Über die inhaltliche Orientierung der Wahlsieger besteht offenbar noch wenig Klarheit. Zu den Grünliberalen wird festgestellt, ihr «im Zeitgeist liegendes Programm aus ökologischem Bewusstsein und ökonomischer Kompetenz» habe sich als attraktiv erwiesen. Überraschenderweise zieht die «Süddeutsche Zeitung» aber nicht den Vergleich zur deutschen Ökologisch-Demokratischen Partei (ÖDP), die eine ähnliche Ausrichtung hat und vor allem in Bayern keine unbekannte Grösse ist.
Dass die ausländischen Medien stark auf die SVP fokussieren, kann nicht überraschen.

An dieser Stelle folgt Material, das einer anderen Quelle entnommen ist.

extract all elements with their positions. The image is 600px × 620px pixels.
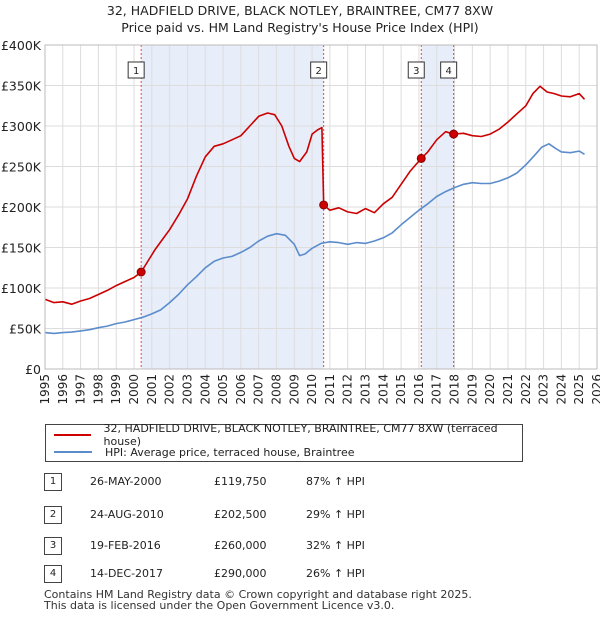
y-tick-label: £250K	[1, 160, 42, 175]
legend-item-property: 32, HADFIELD DRIVE, BLACK NOTLEY, BRAINT…	[54, 422, 522, 448]
sale-label-box	[407, 61, 425, 79]
x-tick-label: 1996	[56, 374, 70, 405]
sale-row: 4 14-DEC-2017 £290,000 26% ↑ HPI	[44, 564, 584, 584]
sale-label-number: 3	[413, 66, 419, 77]
footer-line2: This data is licensed under the Open Gov…	[44, 599, 395, 612]
x-tick-label: 2007	[252, 374, 266, 405]
legend-swatch-hpi	[54, 451, 92, 453]
x-tick-label: 2023	[537, 374, 551, 405]
y-tick-label: £200K	[1, 200, 42, 215]
x-tick-label: 2026	[590, 374, 600, 405]
sale-label-number: 2	[315, 66, 321, 77]
sale-price: £260,000	[214, 539, 267, 552]
sale-row: 2 24-AUG-2010 £202,500 29% ↑ HPI	[44, 505, 584, 525]
x-tick-label: 2019	[465, 374, 479, 405]
legend-label-hpi: HPI: Average price, terraced house, Brai…	[105, 445, 355, 459]
y-tick-label: £100K	[1, 281, 42, 296]
x-tick-label: 2018	[448, 374, 462, 405]
sale-hpi-change: 87% ↑ HPI	[306, 475, 365, 488]
sale-marker	[136, 267, 146, 277]
sale-hpi-change: 32% ↑ HPI	[306, 539, 365, 552]
sale-marker	[319, 200, 329, 210]
y-tick-label: £50K	[9, 322, 42, 337]
sale-price: £202,500	[214, 508, 267, 521]
sale-date: 14-DEC-2017	[90, 567, 164, 580]
x-tick-label: 2013	[359, 374, 373, 405]
x-tick-label: 2003	[180, 374, 194, 405]
x-tick-label: 2008	[269, 374, 283, 405]
x-tick-label: 1995	[38, 374, 52, 405]
legend-label-property: 32, HADFIELD DRIVE, BLACK NOTLEY, BRAINT…	[103, 422, 498, 448]
sale-date: 24-AUG-2010	[90, 508, 164, 521]
y-tick-label: £0	[25, 362, 41, 377]
x-tick-label: 2020	[483, 374, 497, 405]
x-tick-label: 2016	[412, 374, 426, 405]
sale-vlines	[140, 45, 455, 369]
sale-number-badge: 1	[44, 473, 62, 491]
chart-title-line1: 32, HADFIELD DRIVE, BLACK NOTLEY, BRAINT…	[106, 3, 494, 18]
x-tick-label: 2015	[394, 374, 408, 405]
sale-label-number: 4	[445, 66, 451, 77]
sale-row: 3 19-FEB-2016 £260,000 32% ↑ HPI	[44, 536, 584, 556]
x-tick-label: 2005	[216, 374, 230, 405]
plot-frame	[44, 44, 598, 370]
x-tick-label: 1999	[109, 374, 123, 405]
sale-label-box	[440, 61, 458, 79]
sale-labels: 1 2 3 4	[127, 61, 458, 79]
sale-hpi-change: 26% ↑ HPI	[306, 567, 365, 580]
footer: Contains HM Land Registry data © Crown c…	[44, 589, 472, 611]
x-tick-label: 2004	[198, 374, 212, 405]
legend-item-hpi: HPI: Average price, terraced house, Brai…	[54, 444, 355, 460]
sale-number-badge: 3	[44, 537, 62, 555]
sale-number-badge: 2	[44, 506, 62, 524]
y-tick-label: £400K	[1, 38, 42, 53]
sale-hpi-change: 29% ↑ HPI	[306, 508, 365, 521]
sale-number-badge: 4	[44, 565, 62, 583]
sale-marker	[449, 129, 459, 139]
legend-swatch-property	[54, 434, 91, 436]
price-chart: 1 2 3 4 £0 £50K £100K £150K £200K £250K £300K £350…	[1, 38, 600, 405]
x-tick-label: 1998	[91, 374, 105, 405]
x-tick-label: 2001	[145, 374, 159, 405]
sale-label-number: 1	[133, 66, 139, 77]
sale-date: 19-FEB-2016	[90, 539, 161, 552]
sale-price: £119,750	[214, 475, 267, 488]
x-tick-label: 2009	[287, 374, 301, 405]
sale-row: 1 26-MAY-2000 £119,750 87% ↑ HPI	[44, 472, 584, 492]
y-tick-label: £150K	[1, 241, 42, 256]
sale-price: £290,000	[214, 567, 267, 580]
sale-label-box	[127, 61, 145, 79]
series-line-hpi	[44, 143, 585, 335]
y-tick-label: £300K	[1, 119, 42, 134]
sale-date: 26-MAY-2000	[90, 475, 162, 488]
x-tick-label: 2012	[341, 374, 355, 405]
chart-title: 32, HADFIELD DRIVE, BLACK NOTLEY, BRAINT…	[0, 2, 600, 36]
x-tick-label: 1997	[74, 374, 88, 405]
x-tick-label: 2022	[519, 374, 533, 405]
axes: £0 £50K £100K £150K £200K £250K £300K £350K £400…	[1, 38, 600, 405]
x-tick-label: 2006	[234, 374, 248, 405]
x-tick-label: 2014	[376, 374, 390, 405]
legend: 32, HADFIELD DRIVE, BLACK NOTLEY, BRAINT…	[45, 422, 523, 462]
chart-title-line2: Price paid vs. HM Land Registry's House …	[121, 20, 479, 35]
x-tick-label: 2010	[305, 374, 319, 405]
x-tick-label: 2000	[127, 374, 141, 405]
x-tick-label: 2002	[163, 374, 177, 405]
sale-markers	[136, 129, 459, 277]
x-tick-label: 2024	[554, 374, 568, 405]
x-tick-label: 2017	[430, 374, 444, 405]
x-tick-label: 2025	[572, 374, 586, 405]
x-tick-label: 2011	[323, 374, 337, 405]
y-tick-label: £350K	[1, 79, 42, 94]
footer-line1: Contains HM Land Registry data © Crown c…	[44, 588, 472, 601]
x-tick-label: 2021	[501, 374, 515, 405]
sale-marker	[416, 153, 426, 163]
sale-label-box	[310, 61, 328, 79]
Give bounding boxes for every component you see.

Im für Aussenstehende wenig profiliertem Polit-Alltag der Schweiz ist die SVP die einzige Partei, welche hin und wieder mit ihren markanten Parolen auch jenseits der Grenzen Wellen schlägt. So wird in den meisten Artikeln auch auf die Minarett-Initiative und die Kampagne gegen Masseneinwanderung hingewiesen. «Spiegel Online» sieht nun den «Höhenflug der Rechten» gestoppt, die mit ihren «anti-europäischen Themen» nicht so erfolgreich wie erwartet gewesen sei.

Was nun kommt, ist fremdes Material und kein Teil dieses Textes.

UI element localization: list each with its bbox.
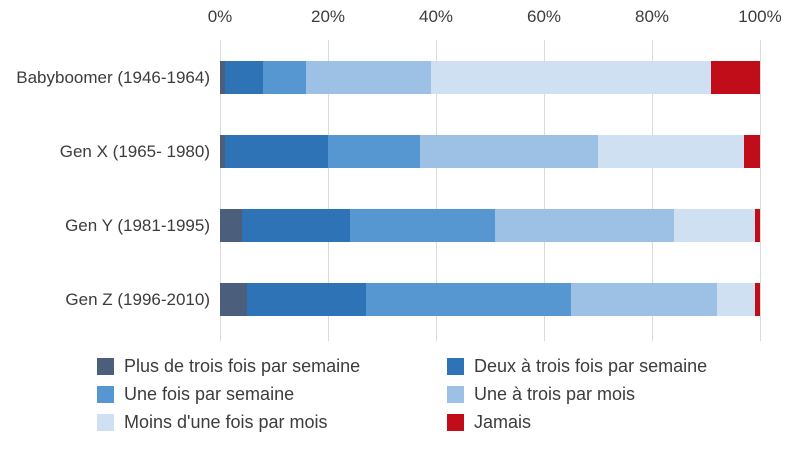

«Die rechtskonservative Schweizerische Volkspartei hat überraschend deutlich Federn lassen müssen», heisst es auch beim Österreichischen Fernsehen ORF und auf dessen Website wird besonders betont, dass dies die ersten Verluste für die SVP seit 1987 seien. Auch die britische «Financial Times» beobachtet das Ende für die seit fast einem Viertel Jahrhundert steigende Popularität der «ultra-konservativen Anti-Einwanderungs-Gruppe und ihrer Galionsfigur, des Milliardärs Christoph Blocher».
Die deutsche Wochenzeitung «Die Zeit» sieht in ihrer aktuellen Online-Ausgabe gar eine Bewegung schrumpfen. «Dieses Schicksal droht auch der populistischen, europafeindlichen Schweizerischen Volkspartei». Die Schweizer hätten in den Wahlen gezeigt, «dass sie eine andere Politik wollen, eine irgendwie ökologischere und nachhaltigere – aber immer noch eine bürgerliche». Die neuen Kräfte hätten bisher aber nur wenig geleistet und deshalb auch nur «wenig falsch machen» können.
Besonders hart geht «Die Zeit» mit dem weiteren grossen Verlierer, der FDP, ins Gericht: «Bei der Misere der FDP handelt es sich aber um einen Selbstmord mit Ansage. Die Partei hat es nicht vermocht, sich ein neues Image zu geben. Sie konnte nicht glaubhaft machen, mehr zu wollen, als den Banken und dem Finanzplatz zu dienen.»
Der Kommentator der ARD schliesslich verpasst es zum Schluss seiner Analyse nicht, auch noch auf ein Ereignis hinzuweisen, welches in der Endphase des Wahlkampfes noch für Aufregung gesorgt habe: die Entführung des SVP-Maskottchens «Zottel».
Im Nachbarland Frankreich berichtete einzig die linke «Libération» ausführlich über die Wahlen: «Die Rechte hat einen Rückschlag hinnehmen müssen», schrieb das Blatt. Dennoch habe der Urnengang keine Umwerfungen gebracht. In der von Wirtschaftsproblemen weitgehend verschonten Schweiz würden noch immer rund zwei Drittel rechts wählen, schrieb der «Libération»-Korrespondent in Genf.